Monday, January 27, 2014

The Wealthy In America: Perception And Reality

Josh Marshall, editor of TPM, undertakes to explain the vast chasm between the reality of the lives of wealthy Americans and their own perceptions of themselves as put upon, unjustly condemned, morally superior to people of lesser means, the standard-bearers of the American economy, etc. Marshall addresses the fact that, while President Obama has, in real life, done almost everything the 1% could possibly have hoped for... bailed out their corporations even as those corporations engaged in the most destructive, ineffective economic behavior, declined to prosecute or even investigate those whose actions either verged on or actually engaged in outright illegality in pursuit of ever greater profits... but Obama himself is remembered by Wall Street almost entirely for a half dozen purely political declarations aimed at recapturing his base in election years and scarcely followed up on in his terms of office that followed. Marshall's essays on the subject are to be found in posts titled The Brittle Grip, part 1 and part 2. These can be read independently; if you have time to read only one, read part 2.

Marshall is an interesting middle-of-the-road Democrat, a former blogger who actually succeeded in his ambition to turn his blog into a small but sustainable media "empire" of sorts. Back when he was a blogger and I was a rank-and-file Democrat, I corresponded with him for a year or two. It was simultaneously a rewarding and exasperating experience, much as I imagine those who actually engage Mr. Obama experience when they face him. Marshall understands politics probably as well as Obama, but both seem to have little deep comprehension of the left side of the American political spectrum. Marshall is at least interested in understanding the left as a phenomenon even if he has no desire to participate in it; Obama, on the other hand, seems to perceive the more liberal wing of the Democratic Party as a force to be coped with and manipulated into supporting his own political aims. It is the nature of political analysis versus political office-holding that distinguishes the behavior of the president from even the most supportive journalists, which under ordinary circumstances I believe would include Josh Marshall. But apparently Obama is interested only in the functional support, not in the alignment of philosophical/political positions with his own. This is certain to bring him grief to one degree or another. Marshall's posts on the nature of both the positions and the inevitable conflicts are worth your time to read.

I still find myself not even a tiny bit more aligned with President Obama's sociopolitical views than I was before he was elected to a second term (with my vote, I admit).
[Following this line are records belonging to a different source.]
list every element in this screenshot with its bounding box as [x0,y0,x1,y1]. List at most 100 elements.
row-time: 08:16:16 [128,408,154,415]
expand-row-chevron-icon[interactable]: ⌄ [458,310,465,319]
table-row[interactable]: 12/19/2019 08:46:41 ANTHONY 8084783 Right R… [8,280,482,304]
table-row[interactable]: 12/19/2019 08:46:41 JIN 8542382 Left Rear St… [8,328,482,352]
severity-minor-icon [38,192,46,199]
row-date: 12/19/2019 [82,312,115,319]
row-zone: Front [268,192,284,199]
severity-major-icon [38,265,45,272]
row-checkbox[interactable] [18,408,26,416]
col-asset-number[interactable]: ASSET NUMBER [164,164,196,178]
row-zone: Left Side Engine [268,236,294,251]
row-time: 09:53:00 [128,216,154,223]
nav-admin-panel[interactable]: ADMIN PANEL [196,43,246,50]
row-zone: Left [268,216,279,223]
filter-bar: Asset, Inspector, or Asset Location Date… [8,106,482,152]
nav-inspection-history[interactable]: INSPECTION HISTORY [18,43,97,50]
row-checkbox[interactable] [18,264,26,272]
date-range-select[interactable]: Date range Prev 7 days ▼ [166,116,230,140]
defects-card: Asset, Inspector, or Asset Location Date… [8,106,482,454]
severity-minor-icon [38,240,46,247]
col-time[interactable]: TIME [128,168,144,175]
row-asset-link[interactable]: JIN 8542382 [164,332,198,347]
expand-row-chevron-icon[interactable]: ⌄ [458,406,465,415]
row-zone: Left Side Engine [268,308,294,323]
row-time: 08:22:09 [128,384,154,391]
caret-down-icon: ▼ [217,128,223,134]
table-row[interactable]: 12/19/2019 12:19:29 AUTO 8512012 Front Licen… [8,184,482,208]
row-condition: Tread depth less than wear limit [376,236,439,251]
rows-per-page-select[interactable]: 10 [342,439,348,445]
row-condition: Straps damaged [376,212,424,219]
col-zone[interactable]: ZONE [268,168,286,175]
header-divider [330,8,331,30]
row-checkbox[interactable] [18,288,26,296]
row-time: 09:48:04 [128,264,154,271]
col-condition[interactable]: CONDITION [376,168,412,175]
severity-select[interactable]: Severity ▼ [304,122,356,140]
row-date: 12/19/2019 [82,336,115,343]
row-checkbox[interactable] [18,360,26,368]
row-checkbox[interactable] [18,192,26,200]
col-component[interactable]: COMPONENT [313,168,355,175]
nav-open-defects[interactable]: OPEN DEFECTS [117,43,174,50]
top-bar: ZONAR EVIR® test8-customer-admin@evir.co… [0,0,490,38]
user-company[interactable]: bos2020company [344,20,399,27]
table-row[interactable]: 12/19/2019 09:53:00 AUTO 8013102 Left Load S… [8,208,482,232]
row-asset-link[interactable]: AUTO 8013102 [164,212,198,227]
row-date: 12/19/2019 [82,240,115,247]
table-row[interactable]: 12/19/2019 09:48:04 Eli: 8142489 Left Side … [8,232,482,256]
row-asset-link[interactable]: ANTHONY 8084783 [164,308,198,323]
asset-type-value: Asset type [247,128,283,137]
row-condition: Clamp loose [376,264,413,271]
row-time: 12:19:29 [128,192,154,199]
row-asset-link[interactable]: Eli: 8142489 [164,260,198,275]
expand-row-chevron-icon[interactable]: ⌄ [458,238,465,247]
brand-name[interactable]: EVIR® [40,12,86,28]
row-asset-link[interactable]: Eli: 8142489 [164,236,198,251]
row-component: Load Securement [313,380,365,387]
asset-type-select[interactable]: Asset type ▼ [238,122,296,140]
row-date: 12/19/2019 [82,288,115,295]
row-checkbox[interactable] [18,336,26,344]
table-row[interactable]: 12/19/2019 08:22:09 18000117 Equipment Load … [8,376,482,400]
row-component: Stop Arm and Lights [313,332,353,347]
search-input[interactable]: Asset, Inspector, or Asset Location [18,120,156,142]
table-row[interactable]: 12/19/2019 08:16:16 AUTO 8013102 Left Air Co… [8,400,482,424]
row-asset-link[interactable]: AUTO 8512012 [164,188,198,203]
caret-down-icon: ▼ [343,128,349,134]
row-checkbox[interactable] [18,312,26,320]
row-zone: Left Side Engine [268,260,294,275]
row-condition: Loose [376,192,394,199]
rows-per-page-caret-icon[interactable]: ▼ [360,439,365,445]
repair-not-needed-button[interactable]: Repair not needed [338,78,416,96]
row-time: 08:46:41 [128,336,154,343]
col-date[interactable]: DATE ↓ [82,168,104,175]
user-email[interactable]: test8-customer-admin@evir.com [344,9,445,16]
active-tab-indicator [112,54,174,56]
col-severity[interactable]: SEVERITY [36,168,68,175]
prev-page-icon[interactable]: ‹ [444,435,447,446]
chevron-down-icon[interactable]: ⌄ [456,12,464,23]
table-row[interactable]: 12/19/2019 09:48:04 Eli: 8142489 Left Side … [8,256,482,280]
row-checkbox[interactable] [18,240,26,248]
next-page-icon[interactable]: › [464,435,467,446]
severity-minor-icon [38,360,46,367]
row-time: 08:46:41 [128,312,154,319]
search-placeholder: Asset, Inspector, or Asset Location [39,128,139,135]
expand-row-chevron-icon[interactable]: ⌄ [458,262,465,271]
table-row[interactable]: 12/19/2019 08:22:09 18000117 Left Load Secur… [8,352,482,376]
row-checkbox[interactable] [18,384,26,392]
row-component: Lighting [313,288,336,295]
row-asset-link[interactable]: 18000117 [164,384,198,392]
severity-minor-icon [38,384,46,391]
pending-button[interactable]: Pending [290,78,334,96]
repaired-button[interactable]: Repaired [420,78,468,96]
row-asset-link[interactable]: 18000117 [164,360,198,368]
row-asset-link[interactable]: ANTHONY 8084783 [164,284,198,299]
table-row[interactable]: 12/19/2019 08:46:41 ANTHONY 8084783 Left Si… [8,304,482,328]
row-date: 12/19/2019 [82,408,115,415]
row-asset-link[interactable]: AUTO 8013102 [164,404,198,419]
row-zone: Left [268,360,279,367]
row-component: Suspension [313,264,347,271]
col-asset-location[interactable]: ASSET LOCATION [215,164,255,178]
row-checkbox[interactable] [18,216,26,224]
As surely as Obama will never have the ideological support of the Tea Party no matter what he does or says, he will also never fully gain the ideological support of what the late great Paul Wellstone used to call "the democratic wing of the Democratic Party": Obama is simply too conservative to capture their spirit.
And I am not sure that wing of the Democratic Party can survive the utter neglect it is experiencing in this peculiar Democratic-but-not-democratic administration. As for us unabashed liberals, the good Dog help us all, because Mr. Obama never will.